Thirty patients with JIA (age range 7–18 years) were compared to 33 age- and sex-matched controls. Endothelial function (brachial artery flow-mediated dilation [FMD]), carotid intima-media thickness (IMT), and arterial stiffness were examined. Endothelial inflammation was assessed by intercellular adhesion molecule 1 (ICAM-1) and P-selectin measurements.

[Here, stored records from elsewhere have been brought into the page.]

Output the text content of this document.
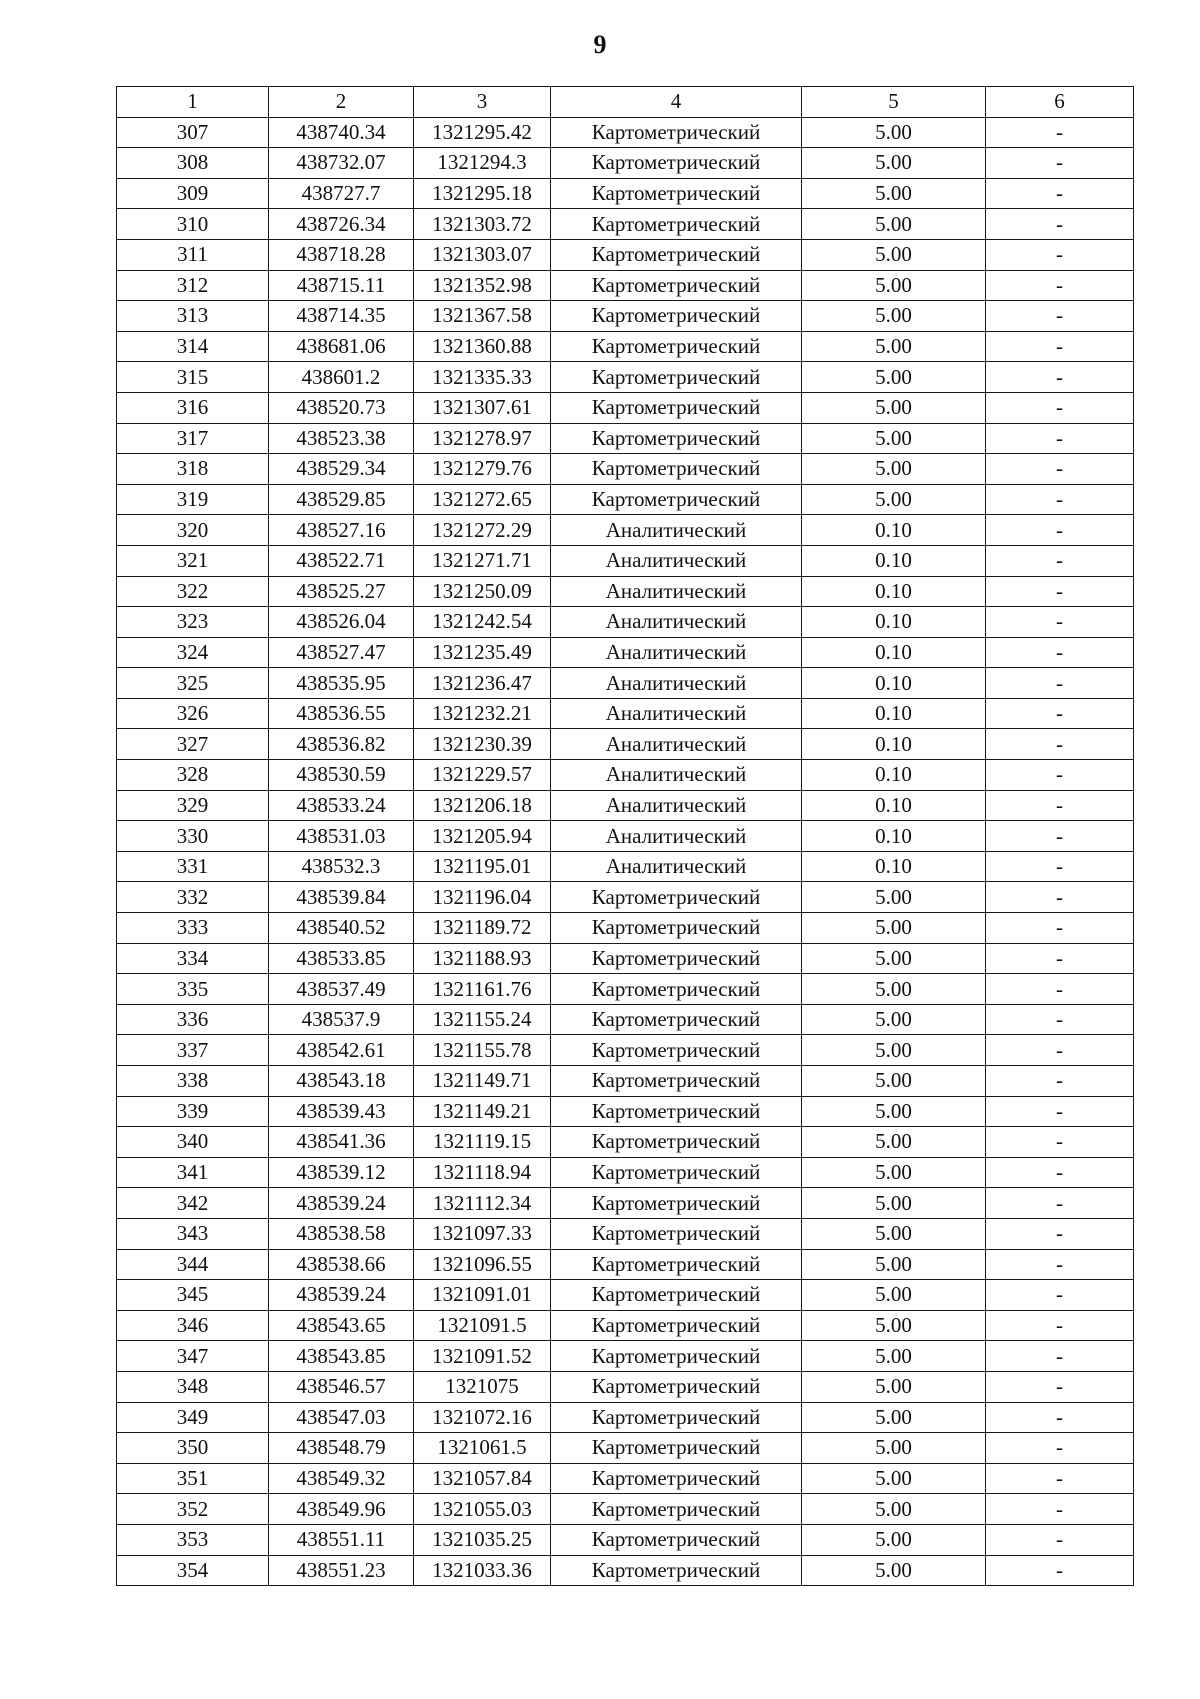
9
1	2	3	4	5	6
307	438740.34	1321295.42	Картометрический	5.00	-
308	438732.07	1321294.3	Картометрический	5.00	-
309	438727.7	1321295.18	Картометрический	5.00	-
310	438726.34	1321303.72	Картометрический	5.00	-
311	438718.28	1321303.07	Картометрический	5.00	-
312	438715.11	1321352.98	Картометрический	5.00	-
313	438714.35	1321367.58	Картометрический	5.00	-
314	438681.06	1321360.88	Картометрический	5.00	-
315	438601.2	1321335.33	Картометрический	5.00	-
316	438520.73	1321307.61	Картометрический	5.00	-
317	438523.38	1321278.97	Картометрический	5.00	-
318	438529.34	1321279.76	Картометрический	5.00	-
319	438529.85	1321272.65	Картометрический	5.00	-
320	438527.16	1321272.29	Аналитический	0.10	-
321	438522.71	1321271.71	Аналитический	0.10	-
322	438525.27	1321250.09	Аналитический	0.10	-
323	438526.04	1321242.54	Аналитический	0.10	-
324	438527.47	1321235.49	Аналитический	0.10	-
325	438535.95	1321236.47	Аналитический	0.10	-
326	438536.55	1321232.21	Аналитический	0.10	-
327	438536.82	1321230.39	Аналитический	0.10	-
328	438530.59	1321229.57	Аналитический	0.10	-
329	438533.24	1321206.18	Аналитический	0.10	-
330	438531.03	1321205.94	Аналитический	0.10	-
331	438532.3	1321195.01	Аналитический	0.10	-
332	438539.84	1321196.04	Картометрический	5.00	-
333	438540.52	1321189.72	Картометрический	5.00	-
334	438533.85	1321188.93	Картометрический	5.00	-
335	438537.49	1321161.76	Картометрический	5.00	-
336	438537.9	1321155.24	Картометрический	5.00	-
337	438542.61	1321155.78	Картометрический	5.00	-
338	438543.18	1321149.71	Картометрический	5.00	-
339	438539.43	1321149.21	Картометрический	5.00	-
340	438541.36	1321119.15	Картометрический	5.00	-
341	438539.12	1321118.94	Картометрический	5.00	-
342	438539.24	1321112.34	Картометрический	5.00	-
343	438538.58	1321097.33	Картометрический	5.00	-
344	438538.66	1321096.55	Картометрический	5.00	-
345	438539.24	1321091.01	Картометрический	5.00	-
346	438543.65	1321091.5	Картометрический	5.00	-
347	438543.85	1321091.52	Картометрический	5.00	-
348	438546.57	1321075	Картометрический	5.00	-
349	438547.03	1321072.16	Картометрический	5.00	-
350	438548.79	1321061.5	Картометрический	5.00	-
351	438549.32	1321057.84	Картометрический	5.00	-
352	438549.96	1321055.03	Картометрический	5.00	-
353	438551.11	1321035.25	Картометрический	5.00	-
354	438551.23	1321033.36	Картометрический	5.00	-
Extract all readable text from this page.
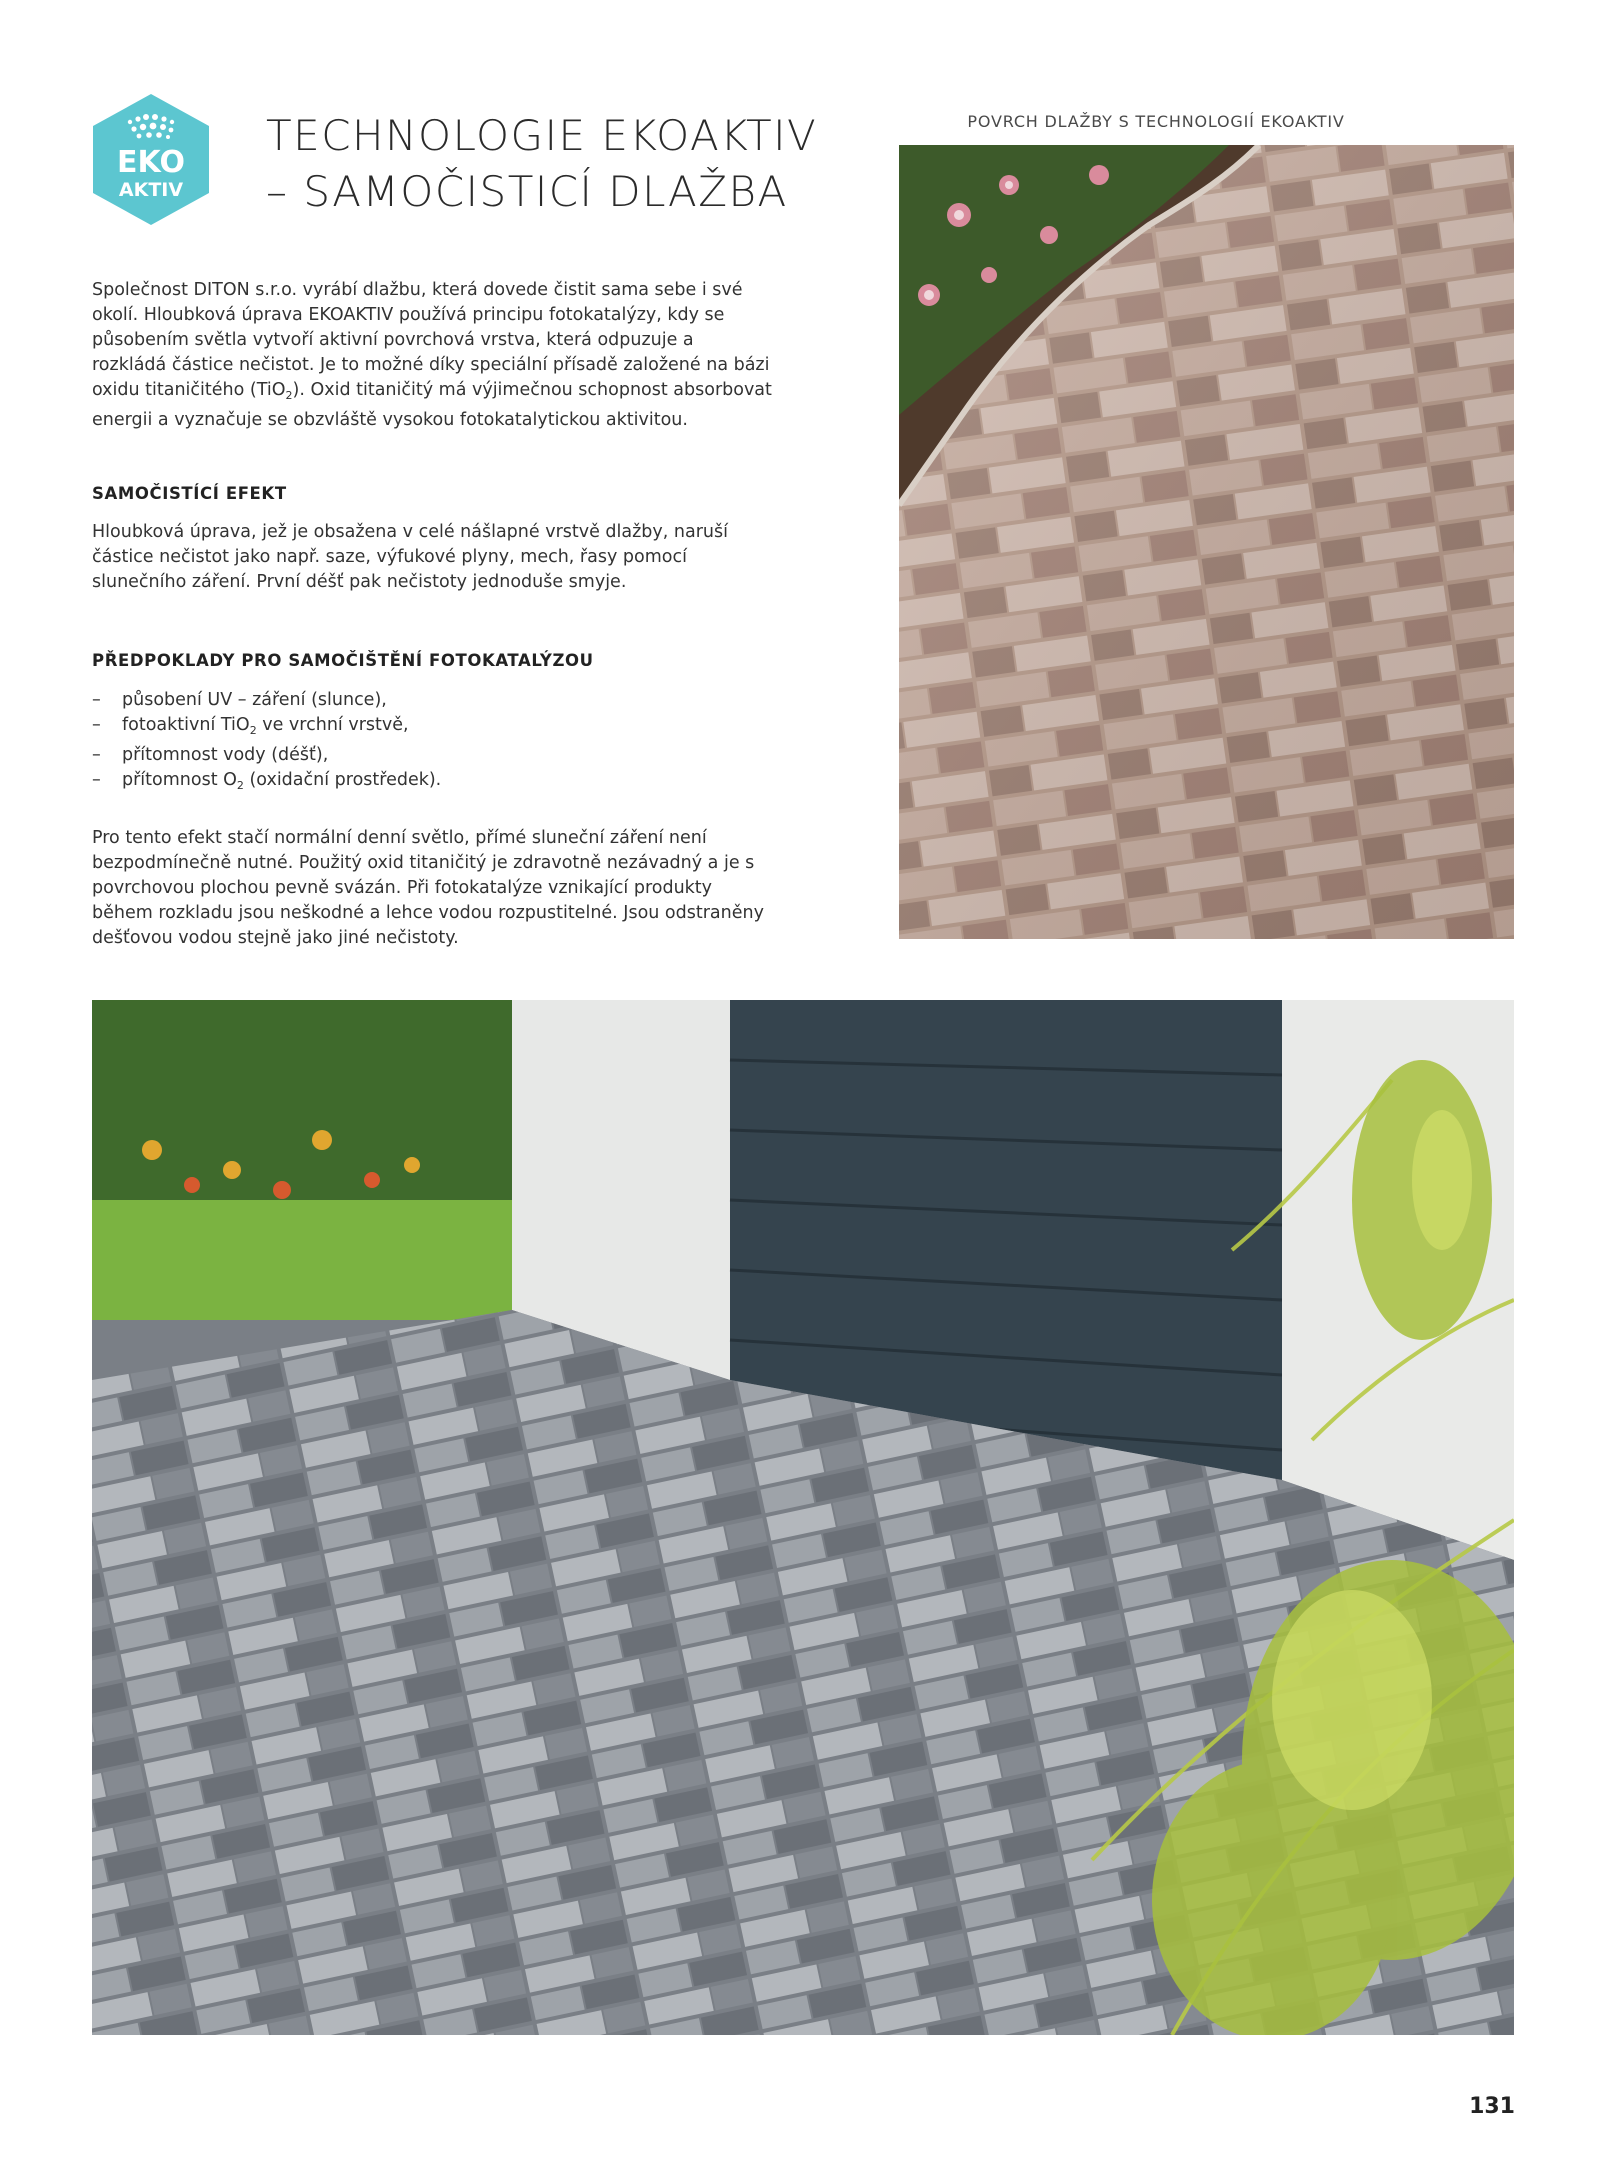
EKO
AKTIV
TECHNOLOGIE EKOAKTIV
– SAMOČISTICÍ DLAŽBA

Společnost DITON s.r.o. vyrábí dlažbu, která dovede čistit sama sebe i své okolí. Hloubková úprava EKOAKTIV používá principu fotokatalýzy, kdy se působením světla vytvoří aktivní povrchová vrstva, která odpuzuje a rozkládá částice nečistot. Je to možné díky speciální přísadě založené na bázi oxidu titaničitého (TiO$_2$). Oxid titaničitý má výjimečnou schopnost absorbovat energii a vyznačuje se obzvláště vysokou fotokatalytickou aktivitou.

SAMOČISTÍCÍ EFEKT

Hloubková úprava, jež je obsažena v celé nášlapné vrstvě dlažby, naruší částice nečistot jako např. saze, výfukové plyny, mech, řasy pomocí slunečního záření. První déšť pak nečistoty jednoduše smyje.

PŘEDPOKLADY PRO SAMOČIŠTĚNÍ FOTOKATALÝZOU
– působení UV – záření (slunce),
– fotoaktivní TiO$_2$ ve vrchní vrstvě,
– přítomnost vody (déšť),
– přítomnost $O_2$ (oxidační prostředek).

Pro tento efekt stačí normální denní světlo, přímé sluneční záření není bezpodmínečně nutné. Použitý oxid titaničitý je zdravotně nezávadný a je s povrchovou plochou pevně svázán. Při fotokatalýze vznikající produkty během rozkladu jsou neškodné a lehce vodou rozpustitelné. Jsou odstraněny dešťovou vodou stejně jako jiné nečistoty.

POVRCH DLAŽBY S TECHNOLOGIÍ EKOAKTIV
131
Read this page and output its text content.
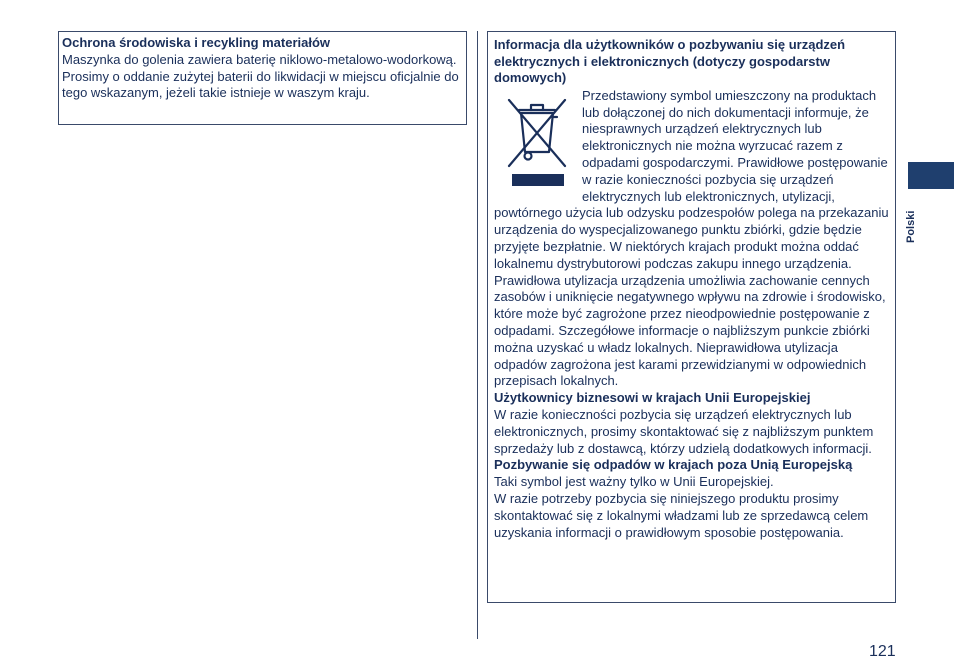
Ochrona środowiska i recykling materiałów

Maszynka do golenia zawiera baterię niklowo-metalowo-wodorkową. Prosimy o oddanie zużytej baterii do likwidacji w miejscu oficjalnie do tego wskazanym, jeżeli takie istnieje w waszym kraju.

Informacja dla użytkowników o pozbywaniu się urządzeń elektrycznych i elektronicznych (dotyczy gospodarstw domowych)

Przedstawiony symbol umieszczony na produktach lub dołączonej do nich dokumentacji informuje, że niesprawnych urządzeń elektrycznych lub elektronicznych nie można wyrzucać razem z odpadami gospodarczymi. Prawidłowe postępowanie w razie konieczności pozbycia się urządzeń elektrycznych lub elektronicznych, utylizacji, powtórnego użycia lub odzysku podzespołów polega na przekazaniu urządzenia do wyspecjalizowanego punktu zbiórki, gdzie będzie przyjęte bezpłatnie. W niektórych krajach produkt można oddać lokalnemu dystrybutorowi podczas zakupu innego urządzenia. Prawidłowa utylizacja urządzenia umożliwia zachowanie cennych zasobów i uniknięcie negatywnego wpływu na zdrowie i środowisko, które może być zagrożone przez nieodpowiednie postępowanie z odpadami. Szczegółowe informacje o najbliższym punkcie zbiórki można uzyskać u władz lokalnych. Nieprawidłowa utylizacja odpadów zagrożona jest karami przewidzianymi w odpowiednich przepisach lokalnych.

Użytkownicy biznesowi w krajach Unii Europejskiej

W razie konieczności pozbycia się urządzeń elektrycznych lub elektronicznych, prosimy skontaktować się z najbliższym punktem sprzedaży lub z dostawcą, którzy udzielą dodatkowych informacji.

Pozbywanie się odpadów w krajach poza Unią Europejską

Taki symbol jest ważny tylko w Unii Europejskiej.

W razie potrzeby pozbycia się niniejszego produktu prosimy skontaktować się z lokalnymi władzami lub ze sprzedawcą celem uzyskania informacji o prawidłowym sposobie postępowania.

Polski
121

Patients with JIA showed decreased FMD compared to controls (P = 0.001), independent of age (P = 0.9 among age subgroups). Baseline differences in erythrocyte sedimentation rate, ICAM-1, and glucose between the 2 groups accounted for the difference in FMD. The presence of systemic JIA was associated with greater IMT compared to patients with oligoarticular disease, polyarticular disease, or controls (P = 0.014, P = 0.069, and P = 0.046, respectively). The difference in IMT between systemic versus oligoarticular/polyarticular JIA was attributed to the following risk factors: age, body mass index, blood pressure, disease activity, and corticosteroids use. There were no differences in arterial stiffness indices between JIA patients and controls or between patients with systemic versus nonsystemic disease.
Endothelial function is impaired in patients with JIA at a very young age, while IMT is increased only in the presence of systemic JIA. Vascular dysfunction may be partly attributed to the effects of disease-related characteristics (inflammation, disease activity, and medications).